The third pillar of Lupton's "de-toxification" approach is to keep the focus on the people who are being helped. "When low-income residents are included in the planning, implementation, and ongoing [efforts to revive their] neighborhood," he writes, "they become...beneficiaries rather than...victims."

One aspect of Lupton's book that is difficult to reconcile with its prescriptions, however, is his failure to distinguish nonprofit business models from the nonprofit value proposition. Lupton is right to assert that foodbanks create dependency and undermine the dignity of the poor. But he is too willing to extrapolate from that point to argue that the traditional model of charity is untenable. Yes, financial sustainability is, or should be, an element of any social change effort. But it is not a necessary precondition of such efforts or even an essential ingredient. In cases where social entrepreneurs and innovators are truly aiming to address a need in a unique way, philanthropists should not worry about the sustainability of the effort, so long as the underlying approach is consistent with an approach that empowers the intended beneficiaries of the effort.

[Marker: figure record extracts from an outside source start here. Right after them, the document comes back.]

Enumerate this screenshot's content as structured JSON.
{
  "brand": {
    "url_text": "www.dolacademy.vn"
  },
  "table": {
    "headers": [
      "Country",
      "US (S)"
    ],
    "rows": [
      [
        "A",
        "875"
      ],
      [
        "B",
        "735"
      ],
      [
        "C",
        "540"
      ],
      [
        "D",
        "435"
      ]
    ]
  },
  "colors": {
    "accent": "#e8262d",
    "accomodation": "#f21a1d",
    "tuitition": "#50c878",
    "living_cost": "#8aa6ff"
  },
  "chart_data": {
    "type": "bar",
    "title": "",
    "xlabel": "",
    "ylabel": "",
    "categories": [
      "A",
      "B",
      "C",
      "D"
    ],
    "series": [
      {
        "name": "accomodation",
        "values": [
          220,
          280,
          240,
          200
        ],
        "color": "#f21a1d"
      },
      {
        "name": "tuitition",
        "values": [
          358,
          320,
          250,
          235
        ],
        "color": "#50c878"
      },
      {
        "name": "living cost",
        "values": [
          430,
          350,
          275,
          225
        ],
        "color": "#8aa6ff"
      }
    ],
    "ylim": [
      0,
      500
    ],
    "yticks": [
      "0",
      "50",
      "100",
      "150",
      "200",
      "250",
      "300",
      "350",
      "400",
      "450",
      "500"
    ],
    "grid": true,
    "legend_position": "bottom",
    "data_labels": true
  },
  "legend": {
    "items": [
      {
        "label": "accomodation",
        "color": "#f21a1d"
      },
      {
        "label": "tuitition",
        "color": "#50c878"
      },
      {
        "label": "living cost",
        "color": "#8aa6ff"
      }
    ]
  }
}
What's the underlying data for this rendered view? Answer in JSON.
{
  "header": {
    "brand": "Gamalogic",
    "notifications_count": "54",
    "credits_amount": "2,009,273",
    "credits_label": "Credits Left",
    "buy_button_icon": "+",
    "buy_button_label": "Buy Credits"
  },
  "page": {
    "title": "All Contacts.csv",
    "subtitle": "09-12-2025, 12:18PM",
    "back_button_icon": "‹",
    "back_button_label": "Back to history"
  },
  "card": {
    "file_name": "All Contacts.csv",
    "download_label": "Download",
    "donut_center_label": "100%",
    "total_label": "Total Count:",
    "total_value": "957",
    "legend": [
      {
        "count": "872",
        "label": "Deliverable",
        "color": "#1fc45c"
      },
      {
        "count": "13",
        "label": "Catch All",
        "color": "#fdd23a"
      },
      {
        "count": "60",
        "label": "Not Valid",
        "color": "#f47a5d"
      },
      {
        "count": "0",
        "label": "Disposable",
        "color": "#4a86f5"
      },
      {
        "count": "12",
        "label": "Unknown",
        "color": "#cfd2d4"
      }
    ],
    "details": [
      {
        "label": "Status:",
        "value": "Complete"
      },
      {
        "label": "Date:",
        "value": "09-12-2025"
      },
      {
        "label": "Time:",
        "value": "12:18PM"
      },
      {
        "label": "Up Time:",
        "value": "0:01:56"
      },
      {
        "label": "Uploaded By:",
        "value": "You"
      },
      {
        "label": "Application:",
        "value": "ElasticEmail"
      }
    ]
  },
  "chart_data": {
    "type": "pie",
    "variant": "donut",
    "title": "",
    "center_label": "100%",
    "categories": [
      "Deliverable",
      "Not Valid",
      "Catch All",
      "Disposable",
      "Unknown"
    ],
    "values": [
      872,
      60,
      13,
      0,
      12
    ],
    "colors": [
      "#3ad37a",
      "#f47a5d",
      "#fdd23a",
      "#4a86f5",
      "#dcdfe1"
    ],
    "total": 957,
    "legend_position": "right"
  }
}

That said, Charity Detox is an excellent resource for those truly looking to "move the needle" on poverty in disadvantaged communities. And it challenges social entrepreneurs and funders to rethink what they know about charity work. If it forces the rest of us to examine our assumptions about poverty and how it should be addressed, then Lupton has achieved his objective.

Chicago-based Alex Schoemann works for Deloitte in its nonprofit audit practice and runs an impact measuring service for nonprofits and foundations.